Кто говорит – там тьма кромешная и пустота, и за гробом не будет ничего. Кто – что там сиянье и радость, и Ангелы возьмут тебя на руки свои и понесут в Рай, если ты праведник.
А если грешник? Куда грешника-то понесут?
Аз есмь грешен, Господи, и куда велишь понести Ты Меня?
Август, и звездные дожди щедро сыплются с неба, и весь Василь яблоками завален, яблоки под ногами, как мячи, катаются. Сливы, красные и черные, в корзины собирают, варенье варят. Однозубая Валя сварила сливовое варенье, нам с Иулианией принесла, а Иулиания Вальке – на стол – алаверды – свое варенье выставила: терновник да с яблоками вперемешку! «Эх, мое любимое! – выдохнула Валя и засмеялась одним, снизу торчащим зубом. – Как ты угадала, матушка?» - «Дык вить угадала», - гордо молвила Иулиания. И погладила себя по широкой, как Волга, груди.
Иулианью точно в Рай сразу возьмут…
А меня?.. А меня…
«В рождестве девство сохранила eси, во успении мира не оставила eси, Богородице, преставилася eси к Животу, Мати сущи Живота: и молитвами Твоими избавляеши от смерти души наша…» Слова, как воск, текли, собирались в янтарные липкие горячие гроздья и таяли, и плыли, и уплывали. Одни и те же слова, в один и тот же день календаря. Успенье недвижное, оно не летает по времени, как бабочка Благовещенья и вешний ветер Пасхи.
«Дивны Твоя тайны, Богородице, Вышняго престол явилася eси, Владычице, и от земли к небеси преставилася eси днесь…»
Да, да, дивные тайны, вовек не открыть! Только прикоснуться к ним – даже не мыслью, а любовью. О, я догадался: мы еще не умеем любить. Мы еще не умеем становиться Любовью – как стал Любовью Он, Твой Сын, усопшая нынче Мать.

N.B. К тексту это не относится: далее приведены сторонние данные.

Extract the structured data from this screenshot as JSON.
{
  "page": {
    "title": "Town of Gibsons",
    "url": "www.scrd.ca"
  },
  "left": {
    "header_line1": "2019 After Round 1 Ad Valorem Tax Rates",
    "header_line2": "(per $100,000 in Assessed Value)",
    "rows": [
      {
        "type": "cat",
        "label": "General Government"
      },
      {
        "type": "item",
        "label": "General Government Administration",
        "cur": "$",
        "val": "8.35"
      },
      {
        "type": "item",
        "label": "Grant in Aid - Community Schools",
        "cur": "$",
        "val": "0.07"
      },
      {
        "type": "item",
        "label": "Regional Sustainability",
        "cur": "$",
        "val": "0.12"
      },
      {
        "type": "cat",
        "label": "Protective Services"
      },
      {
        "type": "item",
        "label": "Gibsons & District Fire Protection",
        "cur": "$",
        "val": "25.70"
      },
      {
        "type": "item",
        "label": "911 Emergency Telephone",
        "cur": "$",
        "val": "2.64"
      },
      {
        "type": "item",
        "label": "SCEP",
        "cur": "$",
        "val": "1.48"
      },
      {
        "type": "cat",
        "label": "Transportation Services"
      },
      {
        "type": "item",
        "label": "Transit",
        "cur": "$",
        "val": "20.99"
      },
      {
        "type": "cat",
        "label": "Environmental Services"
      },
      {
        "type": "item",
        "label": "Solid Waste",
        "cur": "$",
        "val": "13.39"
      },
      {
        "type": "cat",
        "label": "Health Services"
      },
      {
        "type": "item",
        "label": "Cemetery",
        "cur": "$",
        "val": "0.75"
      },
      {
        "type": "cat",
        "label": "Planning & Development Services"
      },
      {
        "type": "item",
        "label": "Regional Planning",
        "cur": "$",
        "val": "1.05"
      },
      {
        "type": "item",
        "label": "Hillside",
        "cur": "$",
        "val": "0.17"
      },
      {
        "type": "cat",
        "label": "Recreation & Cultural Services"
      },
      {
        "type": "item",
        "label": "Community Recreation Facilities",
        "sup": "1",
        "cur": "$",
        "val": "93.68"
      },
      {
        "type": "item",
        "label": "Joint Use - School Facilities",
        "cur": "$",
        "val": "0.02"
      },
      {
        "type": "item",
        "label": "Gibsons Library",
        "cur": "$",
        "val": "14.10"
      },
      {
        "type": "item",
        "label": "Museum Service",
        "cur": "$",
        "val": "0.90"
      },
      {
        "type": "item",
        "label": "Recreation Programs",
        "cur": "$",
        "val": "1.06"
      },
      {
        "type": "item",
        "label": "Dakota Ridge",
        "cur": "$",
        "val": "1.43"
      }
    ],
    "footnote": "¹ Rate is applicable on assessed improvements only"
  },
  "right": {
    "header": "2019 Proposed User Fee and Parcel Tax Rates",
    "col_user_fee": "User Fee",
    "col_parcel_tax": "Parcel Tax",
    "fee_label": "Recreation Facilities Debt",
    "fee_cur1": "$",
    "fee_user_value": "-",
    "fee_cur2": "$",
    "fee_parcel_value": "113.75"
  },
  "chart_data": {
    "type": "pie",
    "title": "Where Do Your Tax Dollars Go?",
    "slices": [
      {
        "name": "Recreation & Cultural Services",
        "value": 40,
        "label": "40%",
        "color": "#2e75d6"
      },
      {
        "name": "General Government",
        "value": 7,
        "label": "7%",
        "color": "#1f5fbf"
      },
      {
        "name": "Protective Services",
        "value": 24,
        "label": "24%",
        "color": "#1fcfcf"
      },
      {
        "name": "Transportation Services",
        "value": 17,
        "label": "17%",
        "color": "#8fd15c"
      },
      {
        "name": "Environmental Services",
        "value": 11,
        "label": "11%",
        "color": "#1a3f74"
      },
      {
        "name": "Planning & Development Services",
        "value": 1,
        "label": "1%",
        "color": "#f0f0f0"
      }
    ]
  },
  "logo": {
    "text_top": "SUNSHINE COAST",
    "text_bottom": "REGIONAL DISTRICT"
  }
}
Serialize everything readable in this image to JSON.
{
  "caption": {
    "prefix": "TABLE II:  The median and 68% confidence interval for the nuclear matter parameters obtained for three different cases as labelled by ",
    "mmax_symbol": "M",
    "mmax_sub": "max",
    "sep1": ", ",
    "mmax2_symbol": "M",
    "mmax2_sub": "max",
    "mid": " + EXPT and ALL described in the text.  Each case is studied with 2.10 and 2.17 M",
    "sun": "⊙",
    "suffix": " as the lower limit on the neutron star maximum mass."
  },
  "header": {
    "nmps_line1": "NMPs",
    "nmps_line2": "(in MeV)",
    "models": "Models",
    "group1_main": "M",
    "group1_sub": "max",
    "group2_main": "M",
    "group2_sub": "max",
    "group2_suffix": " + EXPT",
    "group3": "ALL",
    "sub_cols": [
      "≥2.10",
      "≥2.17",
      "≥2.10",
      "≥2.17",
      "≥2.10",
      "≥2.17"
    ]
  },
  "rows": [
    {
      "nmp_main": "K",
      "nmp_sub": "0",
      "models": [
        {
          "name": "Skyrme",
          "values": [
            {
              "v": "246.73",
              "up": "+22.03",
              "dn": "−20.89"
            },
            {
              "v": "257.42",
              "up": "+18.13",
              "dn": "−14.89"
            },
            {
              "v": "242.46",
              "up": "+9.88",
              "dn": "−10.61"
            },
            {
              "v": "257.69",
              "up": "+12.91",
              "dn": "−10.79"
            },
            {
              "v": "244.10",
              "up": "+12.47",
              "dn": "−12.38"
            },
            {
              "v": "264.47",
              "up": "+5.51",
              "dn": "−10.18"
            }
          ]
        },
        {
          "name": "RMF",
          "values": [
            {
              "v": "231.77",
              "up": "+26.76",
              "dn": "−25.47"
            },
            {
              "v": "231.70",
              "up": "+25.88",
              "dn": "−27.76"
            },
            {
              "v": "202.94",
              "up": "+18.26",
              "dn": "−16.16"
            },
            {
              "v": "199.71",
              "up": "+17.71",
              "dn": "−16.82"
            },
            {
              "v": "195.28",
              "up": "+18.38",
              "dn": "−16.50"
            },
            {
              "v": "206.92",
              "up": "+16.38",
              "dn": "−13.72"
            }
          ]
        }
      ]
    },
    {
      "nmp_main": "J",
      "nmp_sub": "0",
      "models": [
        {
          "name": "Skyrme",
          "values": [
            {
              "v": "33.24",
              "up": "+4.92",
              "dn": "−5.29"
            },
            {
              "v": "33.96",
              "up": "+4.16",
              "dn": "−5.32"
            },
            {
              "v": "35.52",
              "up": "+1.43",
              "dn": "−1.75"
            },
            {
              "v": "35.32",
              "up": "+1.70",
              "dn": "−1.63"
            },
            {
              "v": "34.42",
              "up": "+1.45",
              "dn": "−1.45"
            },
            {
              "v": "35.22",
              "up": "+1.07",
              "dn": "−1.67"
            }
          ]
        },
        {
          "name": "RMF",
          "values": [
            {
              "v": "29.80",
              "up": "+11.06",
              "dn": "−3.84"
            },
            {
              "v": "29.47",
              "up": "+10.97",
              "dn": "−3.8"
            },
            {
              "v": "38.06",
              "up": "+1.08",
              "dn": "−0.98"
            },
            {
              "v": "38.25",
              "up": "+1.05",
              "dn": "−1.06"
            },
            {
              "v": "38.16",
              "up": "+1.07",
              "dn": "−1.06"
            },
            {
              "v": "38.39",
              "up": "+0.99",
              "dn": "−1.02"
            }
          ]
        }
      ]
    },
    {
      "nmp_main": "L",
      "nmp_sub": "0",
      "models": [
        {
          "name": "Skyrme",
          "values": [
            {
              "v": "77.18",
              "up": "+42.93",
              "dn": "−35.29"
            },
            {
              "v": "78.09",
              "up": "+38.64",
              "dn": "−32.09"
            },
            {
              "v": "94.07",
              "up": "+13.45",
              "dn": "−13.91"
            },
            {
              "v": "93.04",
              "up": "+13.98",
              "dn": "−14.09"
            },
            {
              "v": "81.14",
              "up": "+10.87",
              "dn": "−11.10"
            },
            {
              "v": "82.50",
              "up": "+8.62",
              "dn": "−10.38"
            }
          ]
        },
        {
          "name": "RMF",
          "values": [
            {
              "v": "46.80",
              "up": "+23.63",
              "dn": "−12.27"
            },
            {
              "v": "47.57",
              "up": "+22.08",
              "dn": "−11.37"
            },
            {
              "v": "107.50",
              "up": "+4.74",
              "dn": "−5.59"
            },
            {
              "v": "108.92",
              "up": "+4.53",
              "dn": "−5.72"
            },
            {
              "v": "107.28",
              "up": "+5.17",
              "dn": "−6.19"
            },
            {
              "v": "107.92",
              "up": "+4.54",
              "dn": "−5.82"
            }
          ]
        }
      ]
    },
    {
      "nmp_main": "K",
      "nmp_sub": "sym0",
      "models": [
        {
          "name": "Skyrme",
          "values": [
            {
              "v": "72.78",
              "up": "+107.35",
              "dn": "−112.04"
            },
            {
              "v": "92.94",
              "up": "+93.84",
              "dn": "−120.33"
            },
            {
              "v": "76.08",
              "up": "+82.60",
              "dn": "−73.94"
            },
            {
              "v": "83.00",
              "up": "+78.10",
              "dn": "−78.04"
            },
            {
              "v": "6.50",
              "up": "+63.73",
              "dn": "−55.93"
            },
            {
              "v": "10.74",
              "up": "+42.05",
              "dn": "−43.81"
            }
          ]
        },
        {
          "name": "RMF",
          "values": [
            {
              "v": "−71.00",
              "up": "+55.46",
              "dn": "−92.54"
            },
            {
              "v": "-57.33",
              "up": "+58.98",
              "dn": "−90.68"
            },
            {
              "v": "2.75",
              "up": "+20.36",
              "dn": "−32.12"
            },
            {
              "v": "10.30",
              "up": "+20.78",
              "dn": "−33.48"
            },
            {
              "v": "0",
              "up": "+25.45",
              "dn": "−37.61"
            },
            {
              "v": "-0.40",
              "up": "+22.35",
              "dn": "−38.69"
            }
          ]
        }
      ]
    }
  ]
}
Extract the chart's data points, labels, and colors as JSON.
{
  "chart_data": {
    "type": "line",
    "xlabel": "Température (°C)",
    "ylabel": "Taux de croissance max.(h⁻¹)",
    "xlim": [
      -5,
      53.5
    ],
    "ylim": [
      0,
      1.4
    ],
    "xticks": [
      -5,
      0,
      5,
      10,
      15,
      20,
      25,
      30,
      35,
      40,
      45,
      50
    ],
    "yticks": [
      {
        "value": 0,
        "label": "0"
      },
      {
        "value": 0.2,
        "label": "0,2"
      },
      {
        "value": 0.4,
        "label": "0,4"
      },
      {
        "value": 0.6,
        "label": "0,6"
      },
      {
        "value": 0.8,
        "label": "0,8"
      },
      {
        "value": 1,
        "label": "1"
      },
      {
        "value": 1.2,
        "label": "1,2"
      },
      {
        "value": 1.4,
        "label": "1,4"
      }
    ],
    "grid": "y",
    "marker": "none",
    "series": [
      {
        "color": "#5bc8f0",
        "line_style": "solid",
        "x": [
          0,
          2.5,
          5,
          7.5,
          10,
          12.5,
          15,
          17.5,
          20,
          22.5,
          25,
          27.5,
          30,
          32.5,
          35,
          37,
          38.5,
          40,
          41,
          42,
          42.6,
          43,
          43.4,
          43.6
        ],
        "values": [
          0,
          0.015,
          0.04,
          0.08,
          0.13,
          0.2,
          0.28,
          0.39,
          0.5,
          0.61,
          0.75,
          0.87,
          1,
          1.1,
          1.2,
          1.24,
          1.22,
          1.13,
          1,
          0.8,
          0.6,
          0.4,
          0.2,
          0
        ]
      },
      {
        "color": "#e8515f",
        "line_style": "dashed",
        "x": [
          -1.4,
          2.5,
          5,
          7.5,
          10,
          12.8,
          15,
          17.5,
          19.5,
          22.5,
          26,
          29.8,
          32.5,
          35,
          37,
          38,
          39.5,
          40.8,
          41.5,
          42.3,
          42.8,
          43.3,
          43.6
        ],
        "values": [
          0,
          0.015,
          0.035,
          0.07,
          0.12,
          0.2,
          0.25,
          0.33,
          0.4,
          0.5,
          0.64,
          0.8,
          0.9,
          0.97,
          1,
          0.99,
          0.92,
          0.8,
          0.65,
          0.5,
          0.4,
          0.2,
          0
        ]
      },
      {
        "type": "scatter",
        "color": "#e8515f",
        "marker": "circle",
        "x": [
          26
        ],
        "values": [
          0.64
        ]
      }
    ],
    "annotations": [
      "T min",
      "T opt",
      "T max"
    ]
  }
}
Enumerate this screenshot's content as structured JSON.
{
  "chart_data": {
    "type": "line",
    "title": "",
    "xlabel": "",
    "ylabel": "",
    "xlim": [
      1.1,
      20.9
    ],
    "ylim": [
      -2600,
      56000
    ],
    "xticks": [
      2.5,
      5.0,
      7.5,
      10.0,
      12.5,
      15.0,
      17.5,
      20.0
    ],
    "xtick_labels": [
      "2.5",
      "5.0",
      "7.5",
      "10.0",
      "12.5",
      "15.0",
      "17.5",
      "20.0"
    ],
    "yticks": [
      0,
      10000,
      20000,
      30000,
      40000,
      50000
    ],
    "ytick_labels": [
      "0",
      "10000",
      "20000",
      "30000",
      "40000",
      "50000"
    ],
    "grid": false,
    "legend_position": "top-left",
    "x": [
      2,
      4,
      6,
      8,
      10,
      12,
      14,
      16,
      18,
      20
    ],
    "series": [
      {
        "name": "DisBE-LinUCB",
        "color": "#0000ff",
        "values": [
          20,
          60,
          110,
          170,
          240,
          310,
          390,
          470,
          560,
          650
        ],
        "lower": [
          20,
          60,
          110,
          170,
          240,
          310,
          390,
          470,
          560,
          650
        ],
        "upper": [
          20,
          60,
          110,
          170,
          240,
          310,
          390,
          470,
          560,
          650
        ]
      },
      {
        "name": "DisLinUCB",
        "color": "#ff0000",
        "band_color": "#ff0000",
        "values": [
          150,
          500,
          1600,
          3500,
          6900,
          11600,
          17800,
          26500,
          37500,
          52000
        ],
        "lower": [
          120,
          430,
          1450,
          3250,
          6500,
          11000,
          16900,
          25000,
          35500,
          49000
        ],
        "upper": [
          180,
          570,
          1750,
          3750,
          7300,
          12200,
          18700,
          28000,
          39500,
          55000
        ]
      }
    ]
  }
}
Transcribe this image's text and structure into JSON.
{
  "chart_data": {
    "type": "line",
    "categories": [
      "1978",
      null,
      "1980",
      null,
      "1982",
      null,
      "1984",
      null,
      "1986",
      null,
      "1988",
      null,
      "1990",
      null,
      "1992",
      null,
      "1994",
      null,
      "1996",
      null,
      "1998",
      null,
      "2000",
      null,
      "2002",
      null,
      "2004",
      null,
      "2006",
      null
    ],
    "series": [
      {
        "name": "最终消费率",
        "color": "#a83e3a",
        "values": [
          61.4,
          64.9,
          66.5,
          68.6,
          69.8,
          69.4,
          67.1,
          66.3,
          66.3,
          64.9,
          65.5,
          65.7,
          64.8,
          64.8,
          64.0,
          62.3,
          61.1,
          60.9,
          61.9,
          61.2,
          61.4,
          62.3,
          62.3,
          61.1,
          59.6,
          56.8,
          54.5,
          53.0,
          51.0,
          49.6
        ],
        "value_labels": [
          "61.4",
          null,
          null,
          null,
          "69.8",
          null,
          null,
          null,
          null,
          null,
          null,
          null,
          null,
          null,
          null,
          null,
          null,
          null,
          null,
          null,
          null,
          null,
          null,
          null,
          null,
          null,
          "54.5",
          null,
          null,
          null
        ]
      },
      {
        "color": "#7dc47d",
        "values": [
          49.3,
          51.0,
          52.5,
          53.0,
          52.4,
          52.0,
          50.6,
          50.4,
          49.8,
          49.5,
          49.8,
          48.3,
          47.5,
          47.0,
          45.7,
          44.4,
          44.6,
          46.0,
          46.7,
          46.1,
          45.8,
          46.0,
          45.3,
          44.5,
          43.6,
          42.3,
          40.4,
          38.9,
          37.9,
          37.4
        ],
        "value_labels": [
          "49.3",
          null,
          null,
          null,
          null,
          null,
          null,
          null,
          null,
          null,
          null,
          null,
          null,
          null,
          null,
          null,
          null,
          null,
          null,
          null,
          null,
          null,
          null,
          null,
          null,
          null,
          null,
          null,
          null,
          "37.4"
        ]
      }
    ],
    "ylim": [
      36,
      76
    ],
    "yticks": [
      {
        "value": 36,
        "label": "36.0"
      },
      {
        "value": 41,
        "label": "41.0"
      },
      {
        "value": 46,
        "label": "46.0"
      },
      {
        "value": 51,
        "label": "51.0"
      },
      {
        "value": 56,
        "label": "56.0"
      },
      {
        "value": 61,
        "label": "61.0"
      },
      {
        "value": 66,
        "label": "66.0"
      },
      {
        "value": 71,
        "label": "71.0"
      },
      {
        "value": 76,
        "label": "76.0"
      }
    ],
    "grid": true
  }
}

«Твое славят успение, власти и престоли, начала и господьства, силы и херувими, и страшнии серафими: радуются земнороднии, о Божественней Твоей славе красящеся. Припадают царие со архангелы и ангелы, и воспевают: Благодатная, радуйся, с Тобою Господь, подаяй мирови Тобою велию милость…»
На столике, под темным, с синими белками громадных глаз, Ликом Чимеевской Божьей Матери лежали приношения васильского лета: краснобокие и желтые яблоки, свежий мед в туго увязанных марлей и целлофаном банках, корзины со сливами, туески с поздней, уже подсохшей малиной, корзины с грибочками, а, это, наверное, Ванька Пестов походил по хмелевской округе, утречком, по росе-туману, белых да маслят насшибал…
Ешь, как моя Иулианья говорит, пока рот свеж, завянет – сам не заглянет.
О моя Богородица Чимеевская, Чудотворица, что Тебе поднести, Матерь моя, перед Успеньем, напоследок, ложку меда ли, вина ли кагора, яблочка ли золотого, наливного, мягкого? Для старых зубов, прости, Твоих… О, грешен я, недостойный. Нет, Ты никогда старой не была. Ты и в гроб Свой легла юной, светлой Красавицей в деревянную последнюю лодку Свою легла Ты.